= Haiyang Mountains =

Mountain range in Guangxi, China

The Haiyang Mountains (海洋山 or 海阳山 (hǎiyáng shān)), in ancient times known as "Yanghai Mountains" (阳海山 (yánghǎi shān)) form a mountain range in the northeastern Guangxi separating West River drainage basin of the Xi River from the Xiang River drainage basin of the Yangtze River. The mountain range is located between Yuecheng Mountains and Dupang Mountains of Nanling Mountain Range, it is a major mountain range in Guilin, Guanxi, China. It runs south to north through Guanyang, Quanzhou, Xing'an, Lingchuan, Gongcheng and Yangshuo six counties. With a width of 35 km to 40 km, the Haiyang Mountains stretch more than 97 km from Yangshuo to Quanzhou. The highest peak is Baogai Hill (宝界岭) with an elevation of 1935.8 m.

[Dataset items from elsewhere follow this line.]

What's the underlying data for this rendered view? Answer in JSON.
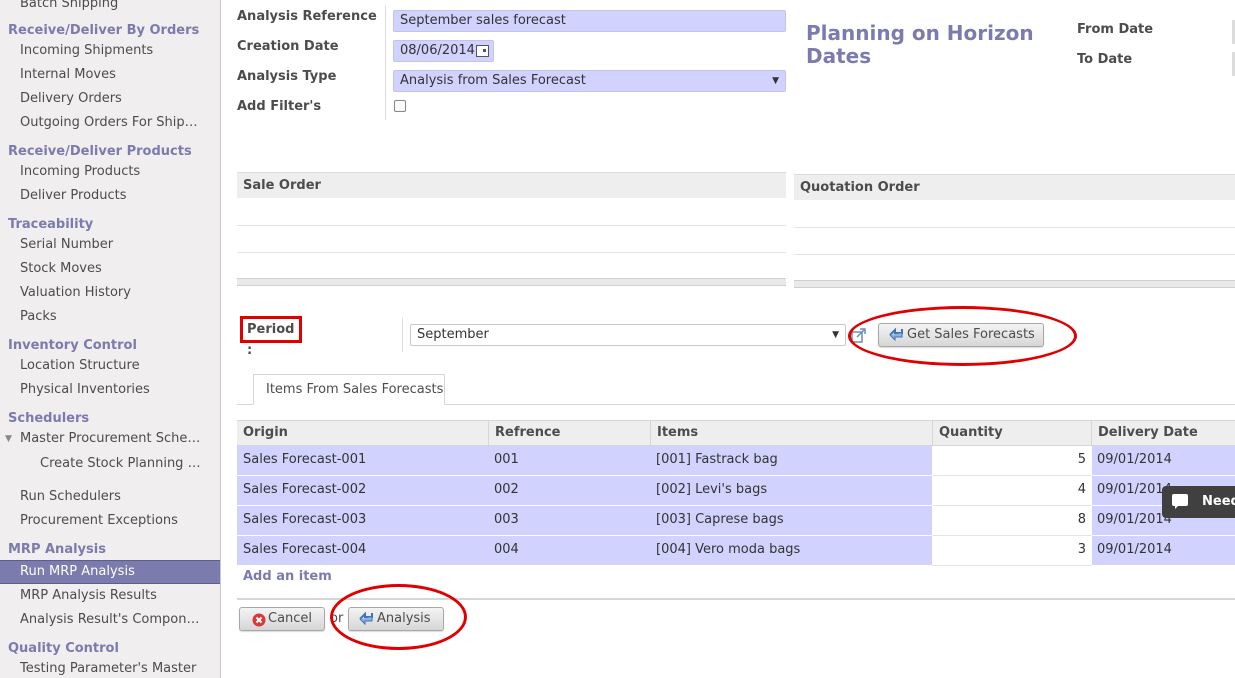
{
  "sidebar": {
    "items": [
      {
        "type": "item",
        "label": "Batch Shipping"
      },
      {
        "type": "head",
        "label": "Receive/Deliver By Orders"
      },
      {
        "type": "item",
        "label": "Incoming Shipments"
      },
      {
        "type": "item",
        "label": "Internal Moves"
      },
      {
        "type": "item",
        "label": "Delivery Orders"
      },
      {
        "type": "item",
        "label": "Outgoing Orders For Ship…"
      },
      {
        "type": "head",
        "label": "Receive/Deliver Products"
      },
      {
        "type": "item",
        "label": "Incoming Products"
      },
      {
        "type": "item",
        "label": "Deliver Products"
      },
      {
        "type": "head",
        "label": "Traceability"
      },
      {
        "type": "item",
        "label": "Serial Number"
      },
      {
        "type": "item",
        "label": "Stock Moves"
      },
      {
        "type": "item",
        "label": "Valuation History"
      },
      {
        "type": "item",
        "label": "Packs"
      },
      {
        "type": "head",
        "label": "Inventory Control"
      },
      {
        "type": "item",
        "label": "Location Structure"
      },
      {
        "type": "item",
        "label": "Physical Inventories"
      },
      {
        "type": "head",
        "label": "Schedulers"
      },
      {
        "type": "item",
        "label": "Master Procurement Sche…"
      },
      {
        "type": "item",
        "label": "Create Stock Planning …"
      },
      {
        "type": "item",
        "label": "Run Schedulers"
      },
      {
        "type": "item",
        "label": "Procurement Exceptions"
      },
      {
        "type": "head",
        "label": "MRP Analysis"
      },
      {
        "type": "item",
        "label": "Run MRP Analysis"
      },
      {
        "type": "item",
        "label": "MRP Analysis Results"
      },
      {
        "type": "item",
        "label": "Analysis Result's Compon…"
      },
      {
        "type": "head",
        "label": "Quality Control"
      },
      {
        "type": "item",
        "label": "Testing Parameter's Master"
      }
    ]
  },
  "form": {
    "analysis_reference_label": "Analysis Reference",
    "analysis_reference_value": "September sales forecast",
    "creation_date_label": "Creation Date",
    "creation_date_value": "08/06/2014",
    "analysis_type_label": "Analysis Type",
    "analysis_type_value": "Analysis from Sales Forecast",
    "add_filters_label": "Add Filter's",
    "add_filters_checked": false,
    "horizon_title": "Planning on Horizon Dates",
    "from_date_label": "From Date",
    "to_date_label": "To Date"
  },
  "sale_order": {
    "header": "Sale Order"
  },
  "quotation_order": {
    "header": "Quotation Order"
  },
  "period": {
    "label": "Period :",
    "value": "September",
    "get_button": "Get Sales Forecasts"
  },
  "tab": {
    "label": "Items From Sales Forecasts"
  },
  "items": {
    "columns": [
      "Origin",
      "Refrence",
      "Items",
      "Quantity",
      "Delivery Date"
    ],
    "rows": [
      {
        "origin": "Sales Forecast-001",
        "ref": "001",
        "item": "[001] Fastrack bag",
        "qty": "5",
        "date": "09/01/2014"
      },
      {
        "origin": "Sales Forecast-002",
        "ref": "002",
        "item": "[002] Levi's bags",
        "qty": "4",
        "date": "09/01/2014"
      },
      {
        "origin": "Sales Forecast-003",
        "ref": "003",
        "item": "[003] Caprese bags",
        "qty": "8",
        "date": "09/01/2014"
      },
      {
        "origin": "Sales Forecast-004",
        "ref": "004",
        "item": "[004] Vero moda bags",
        "qty": "3",
        "date": "09/01/2014"
      }
    ],
    "add_item": "Add an item"
  },
  "footer": {
    "cancel_label": "Cancel",
    "or_label": "or",
    "analysis_label": "Analysis"
  },
  "chat": {
    "label": "Need"
  },
  "colors": {
    "accent": "#7c7bad",
    "field_bg": "#d2d2ff",
    "annotation_red": "#e00000"
  }
}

The Xianggui Corridor situated between Yuecheng and Haiyang Mountains has since always been the most important route from Central China to Guangxi, It is a valley which is high about 200 m to 300 m above sea level. Cutting through the Nanling Mountains, the Xianggui Corridor is the upper reaches of the Xiang and Li Rivers. The Left Branch of the upper Xiang River rises in the southwest of the Haiyang Mountains.